A stronger euro gives consumers in the currency area more purchasing power over imported goods, exacerbating the bloc’s weal inflation dynamics. Any policy inaction that drives up the currency further will only add to the ECB’s policy conundrum.

For Nobel Prize-winning economist Paul Krugman, the ECB is already caught tight by deflationary forces, even if you don’t yet actually have overall deflation like that which gripped Japan for many years.

Euro zone inflation slowed to 0.5 percent in May.

“People ask me: is it possible Europe could turn into Japan? The answer is ‘yeah’,” Krugman said in Rotterdam on Thursday. “The hard part is telling a story in which Europe does not turn into Japan.”

The ECB releases its next staff inflation forecasts in September - a potential trigger for any further policy action, should the outlook deteriorate.


The new ECB measures include cuts in interest rates to record lows, the injection of liquidity into the financial system, a long-term refinancing operation (LTRO) to encourage banks to lend to firms and work on the ECB buying asset-backed securities (ABS).

The LTRO funding offers will be made in September and December, while the ECB is still working on the plan to buy ABS - so it will take time for the new package to take effect.
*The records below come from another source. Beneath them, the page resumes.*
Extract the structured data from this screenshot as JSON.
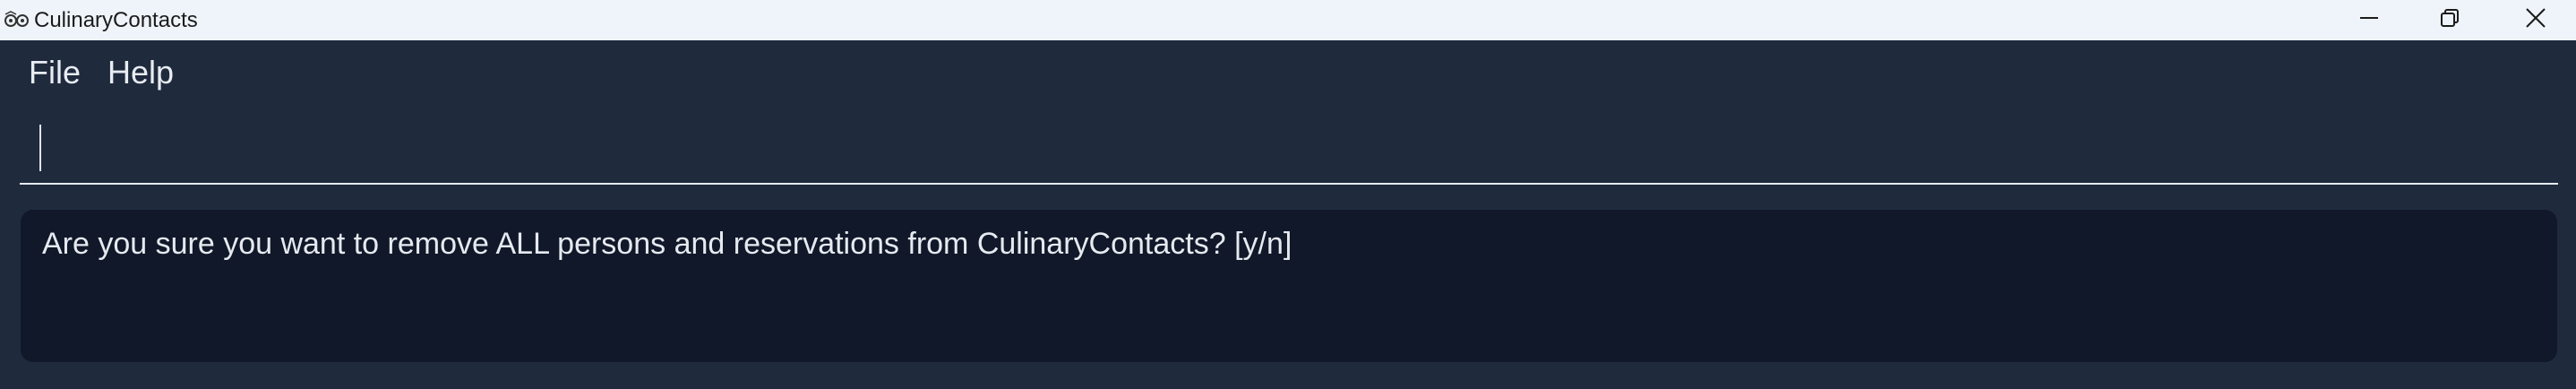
{
  "window": {
    "title": "CulinaryContacts",
    "controls": {
      "minimize_icon": "minimize-icon",
      "maximize_icon": "restore-icon",
      "close_icon": "close-icon"
    }
  },
  "menu": {
    "items": [
      {
        "label": "File"
      },
      {
        "label": "Help"
      }
    ]
  },
  "command_box": {
    "value": "",
    "placeholder": ""
  },
  "result_display": {
    "message": "Are you sure you want to remove ALL persons and reservations from CulinaryContacts? [y/n]"
  },
  "colors": {
    "background": "#1f2a3d",
    "titlebar": "#eef4f9",
    "result_background": "#101829",
    "text": "#e6eaf0"
  }
}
In Germany, this bid to jump-start Europe’s economy has been greeted with dismay, Draghi’s policy denounced as a “risky therapy” that could fuel U.S.-style asset bubbles and discourage reform in crisis-hit euro states. [ID:nL6N0ON1F2]

Chancellor Angela Merkel was noticeable in her absence among those congratulating the ECB on Thursday.
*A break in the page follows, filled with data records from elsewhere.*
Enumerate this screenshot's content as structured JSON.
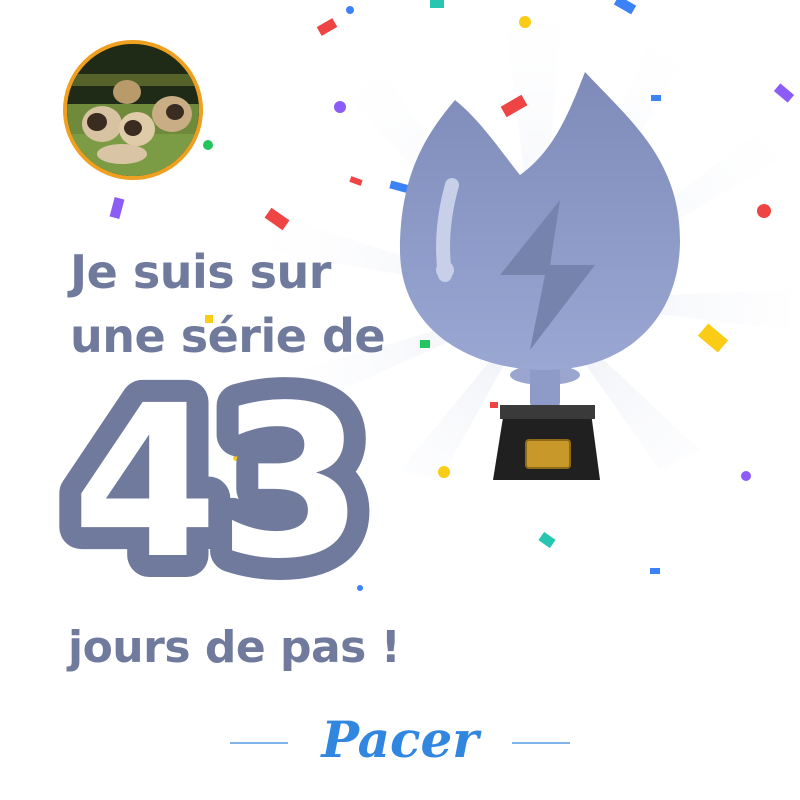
{
  "headline": {
    "line1": "Je suis sur",
    "line2": "une série de"
  },
  "streak": {
    "count": "43",
    "suffix": "jours de pas !"
  },
  "brand": {
    "name": "Pacer"
  },
  "colors": {
    "text": "#6f7a9c",
    "trophy": "#8e9bc8",
    "brand": "#3187e0",
    "avatar_ring": "#f0a020"
  },
  "icons": {
    "trophy": "flame-trophy-icon",
    "avatar": "profile-photo-dogs"
  }
}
Draghi will meet Merkel in Berlin next Wednesday, a German government spokeswoman said, without providing further details.

European Central Bank (ECB) President Mario Draghi arrives for the monthly ECB news conference in Frankfurt, Germany, June 5, 2014. REUTERS/Ralph Orlowski

Securing Merkel’s support would help Draghi if he wanted to pursue QE but his stiffest opposition would likely come from The Bundesbank’s Weidmann, Merkel’s former economics adviser.

Weidmann, who spent his formative years at the Bundesbank before his time with Merkel, is an arch-hawk who was the sole ECB policymaker to oppose Draghi’s signature policy - the OMT bond-buy plan launched in 2012 to back-up the Italian’s pledge to do “whatever it takes” to save the euro.

“The ECB has acted with a very broad set of measures,” Weidmann told Germany’s Bild newspaper. “Now we have to wait and see how the measures take effect. It would be absurd to already start talking now about a further set of measures.”